If you follow a specific pattern of dating throughout the year, you might have Seasonal Dating Disorder (SDD). As its name suggests, it means that your dating follows the seasons: you want a relationship in winter and single life when the weather’s warmer. Here are 14 symptoms of this common trend.
- Your love life heats up during winter. We’re in cuffing season now, otherwise known to the rest of us as autumn and winter. It’s when you want to start dating someone so you’re not alone during the cold months. You’d rather be sipping hot chocolate with a sexy guy than be on your own.
- You don’t want to be single for Christmas. You can’t bear the idea of being single over Christmas, which is one of the most romantic dates on the calendar. So you make sure that you’ve got someone around that time of year without fail.
- You want to be single in summer, though. Once the festive holidays and winter have passed, the weather warms up and you throw out the guy you’ve been dating along with all your knitwear. You love being single during the hot months when you can hook up with guys without strings attached.
- You can’t commit. You can’t stay with someone for longer than the holidays. In fact, by the time the New Year rolls around, you’re already thinking up excuses so you can dump your lover in time for summer’s fling season.
- You feel trapped in relationships. You want to be in a relationship when it suits you, like when you want to stay indoors during the cold months with someone who warms you up. If the guy hints at prolonging the relationship beyond winter, you feel claustrophobic and want to GTFO.

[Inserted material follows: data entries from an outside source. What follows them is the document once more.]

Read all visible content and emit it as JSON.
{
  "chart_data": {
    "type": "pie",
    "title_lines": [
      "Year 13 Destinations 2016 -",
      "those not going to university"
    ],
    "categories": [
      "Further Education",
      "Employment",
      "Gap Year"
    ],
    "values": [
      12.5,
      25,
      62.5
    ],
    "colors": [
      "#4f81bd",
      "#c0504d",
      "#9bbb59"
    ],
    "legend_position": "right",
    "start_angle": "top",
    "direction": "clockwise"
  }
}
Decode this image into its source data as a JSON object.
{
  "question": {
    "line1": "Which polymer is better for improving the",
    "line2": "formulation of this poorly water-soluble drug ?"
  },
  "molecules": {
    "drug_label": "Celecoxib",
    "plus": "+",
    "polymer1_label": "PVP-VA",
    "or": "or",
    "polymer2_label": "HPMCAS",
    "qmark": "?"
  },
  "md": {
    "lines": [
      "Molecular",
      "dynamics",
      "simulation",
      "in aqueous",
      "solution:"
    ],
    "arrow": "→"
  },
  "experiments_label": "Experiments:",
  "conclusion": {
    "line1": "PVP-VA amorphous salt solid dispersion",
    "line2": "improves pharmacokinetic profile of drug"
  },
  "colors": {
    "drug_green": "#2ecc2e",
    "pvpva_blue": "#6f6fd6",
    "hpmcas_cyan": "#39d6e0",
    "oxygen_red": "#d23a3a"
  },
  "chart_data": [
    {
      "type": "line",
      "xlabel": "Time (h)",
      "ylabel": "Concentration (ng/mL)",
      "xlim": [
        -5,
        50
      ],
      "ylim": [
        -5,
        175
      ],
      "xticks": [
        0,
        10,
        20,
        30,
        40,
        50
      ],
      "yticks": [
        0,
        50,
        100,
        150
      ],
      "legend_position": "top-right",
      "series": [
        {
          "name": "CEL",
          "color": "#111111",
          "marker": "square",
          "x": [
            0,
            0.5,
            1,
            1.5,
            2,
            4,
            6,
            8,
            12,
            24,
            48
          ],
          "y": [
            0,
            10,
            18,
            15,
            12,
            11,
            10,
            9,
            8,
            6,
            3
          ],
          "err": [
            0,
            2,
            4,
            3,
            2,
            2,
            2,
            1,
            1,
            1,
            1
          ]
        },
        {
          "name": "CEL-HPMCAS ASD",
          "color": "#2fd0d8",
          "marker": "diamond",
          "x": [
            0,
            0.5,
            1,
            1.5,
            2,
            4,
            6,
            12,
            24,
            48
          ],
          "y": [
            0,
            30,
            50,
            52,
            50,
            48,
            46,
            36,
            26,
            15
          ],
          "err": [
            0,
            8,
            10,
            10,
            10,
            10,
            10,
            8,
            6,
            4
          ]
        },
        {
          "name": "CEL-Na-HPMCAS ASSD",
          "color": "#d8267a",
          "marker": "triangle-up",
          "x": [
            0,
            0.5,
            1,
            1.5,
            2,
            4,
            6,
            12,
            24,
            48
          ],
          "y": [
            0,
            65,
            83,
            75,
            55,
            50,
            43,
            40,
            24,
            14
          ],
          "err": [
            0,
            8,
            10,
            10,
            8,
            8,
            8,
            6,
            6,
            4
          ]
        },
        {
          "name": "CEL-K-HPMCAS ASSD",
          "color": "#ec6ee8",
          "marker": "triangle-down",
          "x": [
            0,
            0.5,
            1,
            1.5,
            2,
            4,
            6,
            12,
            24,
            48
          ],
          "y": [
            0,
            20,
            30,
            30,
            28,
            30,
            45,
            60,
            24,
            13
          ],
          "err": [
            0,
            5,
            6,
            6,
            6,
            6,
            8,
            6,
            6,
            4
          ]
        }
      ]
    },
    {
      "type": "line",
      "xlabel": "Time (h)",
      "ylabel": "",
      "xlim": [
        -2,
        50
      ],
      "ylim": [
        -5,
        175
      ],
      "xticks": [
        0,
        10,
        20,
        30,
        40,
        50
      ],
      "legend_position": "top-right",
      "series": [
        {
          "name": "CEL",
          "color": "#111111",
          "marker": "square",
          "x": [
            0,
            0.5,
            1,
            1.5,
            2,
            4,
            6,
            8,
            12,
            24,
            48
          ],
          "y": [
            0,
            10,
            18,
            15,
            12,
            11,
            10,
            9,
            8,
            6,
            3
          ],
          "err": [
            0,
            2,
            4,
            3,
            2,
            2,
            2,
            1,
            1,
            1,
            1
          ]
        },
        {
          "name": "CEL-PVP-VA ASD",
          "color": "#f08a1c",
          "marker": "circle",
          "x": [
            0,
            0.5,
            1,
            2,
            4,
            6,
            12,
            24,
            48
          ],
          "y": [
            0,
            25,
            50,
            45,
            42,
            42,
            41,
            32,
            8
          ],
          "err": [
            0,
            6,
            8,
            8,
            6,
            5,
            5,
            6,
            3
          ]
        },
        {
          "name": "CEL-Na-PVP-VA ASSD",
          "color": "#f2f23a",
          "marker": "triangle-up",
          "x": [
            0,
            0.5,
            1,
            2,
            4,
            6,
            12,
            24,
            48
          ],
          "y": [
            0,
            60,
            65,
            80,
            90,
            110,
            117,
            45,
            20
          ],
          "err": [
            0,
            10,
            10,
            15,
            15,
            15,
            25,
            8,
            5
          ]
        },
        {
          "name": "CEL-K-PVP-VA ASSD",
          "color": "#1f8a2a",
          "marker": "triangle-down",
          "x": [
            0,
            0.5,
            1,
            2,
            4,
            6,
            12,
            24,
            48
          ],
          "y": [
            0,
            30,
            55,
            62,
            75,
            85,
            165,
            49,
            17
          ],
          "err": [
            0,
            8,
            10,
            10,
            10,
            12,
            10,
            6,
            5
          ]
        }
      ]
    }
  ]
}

- You like the freedom you get from this arrangement. You can pick partners for winter and then toss them out and love single life in summer. It sounds perfect, doesn’t it? You get the best of both worlds in the same year. But the consequences aren’t pretty.
- You could end up settling. You can’t always find a great guy to have a short-term relationship with, even if you start searching for him before cuffing season begins. It’s just not possible every year, which means that you might get with a guy you’re not that into just so you can have someone. WTF?
- You avoid single life. You might say you love being single during the summer months, but chances are you’re on the lookout for flings during that time. And when you’re searching for a BF to keep you company over the festive season, you’re probably busy AF dating guys so that you find one who tickles your fancy. You’re never actually giving yourself the time to be completely single and you’ll probably enjoy it if you do!
- You could be lying to yourself. You say you want to be single over the summer or you really love being in a relationship in winter, but what’s really going on? There could be something deeper. Maybe you like the benefits you get from dating, such as sex, but you fear getting too close to men. You’d rather jump into casual relationships so men don’t expect too much from you. But is it worth it? You always end up alone and back to the dating drawing board.
- You can become desperate. When autumn rolls around, you start looking for someone to spend cuffing season with. That means you might download a dating app or two, or go on lots of dates with guys you meet in RL to find the right one. You risk dating burnout because of your desperation to find someone. Geez, and dating’s supposed to be fun!
- You risk ghosting. When you want to end things with your winter boyfriend, you might not know how to send him packing. You might resort to tactics like fading him out, where you slow down how often you text him, or you could end up ghosting him. That sucks because Seasonal Dating Disorder is turning you into a dating drama queen!
- Cuffing season is glamorized. You might want a partner for the winter because it just seems so romantic to kiss under the mistletoe and have long walks in the snow. But reality check: how is this guy special to you? You’ve known him since autumn! He could be a total psycho, for God’s sake.
- You might go back to ghosts of Christmas past. If you can’t bear to be single this festive season but you haven’t met anyone interesting, you might think it’s fine to dip your toe back in your ex-boyfriend dating pool. That means resurrecting guys you’ve cuffed and dumped in previous years. Now things are just getting messy! This is a sure way to make your holidays super stressful and awkward, with a huge side dish of guilt for playing with people’s emotions.
- You’re in your twenties. Apparently, Seasonal Dating Disorder is really common with people in their twenties, say experts. And, in order for you to have Seasonal Dating Disorder, you’ve dated according to the seasons for the last three years. Hmmm. Maybe this year it’s time to break the pattern?